Взывая к совести слушавших его восьмидесяти одного вора, он просил их иметь в виду:
что он попал в безвыходное положение;
что самосуд — это тот тупик, в который иногда загоняют человека;
что он, разумеется, не может лишить начальника жизни, не отдав взамен своей собственной, но готов пожертвовать ею во имя правого дела;
что вот уже два месяца он ни о чем ином не помышлял, как только об этом, пока решение его не созрело окончательно;
что он не думает, будто движет им только чувство мести, но если кто-то другого мнения, он умоляет его сказать об этом вслух;
что он честно и открыто излагает здесь свои доводы, ибо уверен, что обращается к людям справедливым;
что, хоть он и собирается убить господина Д., он готов выслушать каждого, кто захочет ему возразить.
Лишь один голос послышался после этих слов Клода: прежде чем убивать начальника, Клод, мол, должен в последний раз попытаться уговорить его.
— Это справедливо, — сказал Клод, — я так и сделаю.
Раздался бой больших часов — восемь ударов.
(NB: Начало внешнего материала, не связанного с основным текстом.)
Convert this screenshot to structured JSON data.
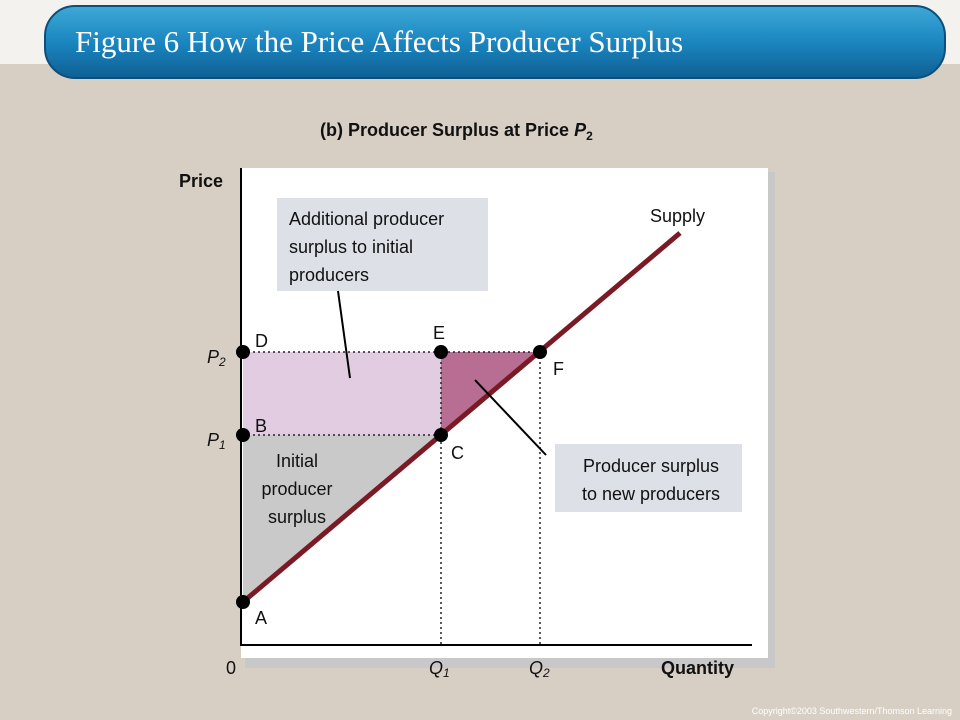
{
  "title": "Figure 6 How the Price Affects Producer Surplus",
  "subtitle": {
    "text": "(b) Producer Surplus at Price",
    "variable": "P",
    "subscript": "2"
  },
  "axes": {
    "y_label": "Price",
    "x_label": "Quantity",
    "origin": "0"
  },
  "price_labels": [
    {
      "letter": "P",
      "sub": "2"
    },
    {
      "letter": "P",
      "sub": "1"
    }
  ],
  "quantity_labels": [
    {
      "letter": "Q",
      "sub": "1"
    },
    {
      "letter": "Q",
      "sub": "2"
    }
  ],
  "points": [
    "A",
    "B",
    "C",
    "D",
    "E",
    "F"
  ],
  "curve_label": "Supply",
  "annotations": {
    "additional": [
      "Additional producer",
      "surplus to initial",
      "producers"
    ],
    "initial": [
      "Initial",
      "producer",
      "surplus"
    ],
    "new": [
      "Producer surplus",
      "to new producers"
    ]
  },
  "copyright": "Copyright©2003  Southwestern/Thomson Learning"
}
Начальник мастерской приходил в девять часов.
Как только этот необычный кассационный суд на свой манер утвердил приговор, вынесенный Клодом, последний вновь обрел душевное равновесие. Он выложил на стол все свои пожитки — белье и одежду, убогое наследие арестанта, и, подзывая одного за другим тех из своих товарищей по заключению, кого он любил больше всего после Альбена, он стал раздавать им все эти вещи. Себе он не оставил ничего, кроме пары маленьких ножниц.
Затем Клод обнял по очереди каждого. Некоторые из арестантов плакали, а он глядел на них с улыбкой.
В течение этого последнего часа были мгновения, когда Клод беседовал со своими сотоварищами с удивительным спокойствием и даже весельем, и многие из них, как они показывали впоследствии, стали втайне надеяться, что он, быть может, откажется от своего замысла. Он даже позабавился тем, что одну из немногих свечей, горевших в мастерской, погасил, дунув на нее через нос. Ведь не раз случалось, что дурные манеры Клода роняли тень на его врожденное благородство, и ничто не могло вытравить запах парижских сточных канав, который порой исходил от этого повзрослевшего уличного мальчишки.
Клод обратил внимание на молоденького арестанта с побледневшим лицом, не спускавшего с него глаз и, без сомнения, трепетавшего при мысли о том, что должно произойти.
— Мужайся, мой мальчик! — сказал ему Клод с нежностью. — В один миг все будет кончено.
Пока Клод раздавал свой скарб и совершал прощальный церемониал, сопровождавшийся многочисленными рукопожатиями, в темных углах мастерской слышались беспокойные возгласы, но он положил им конец, приказав всем вновь приняться за работу. Все молча повиновались.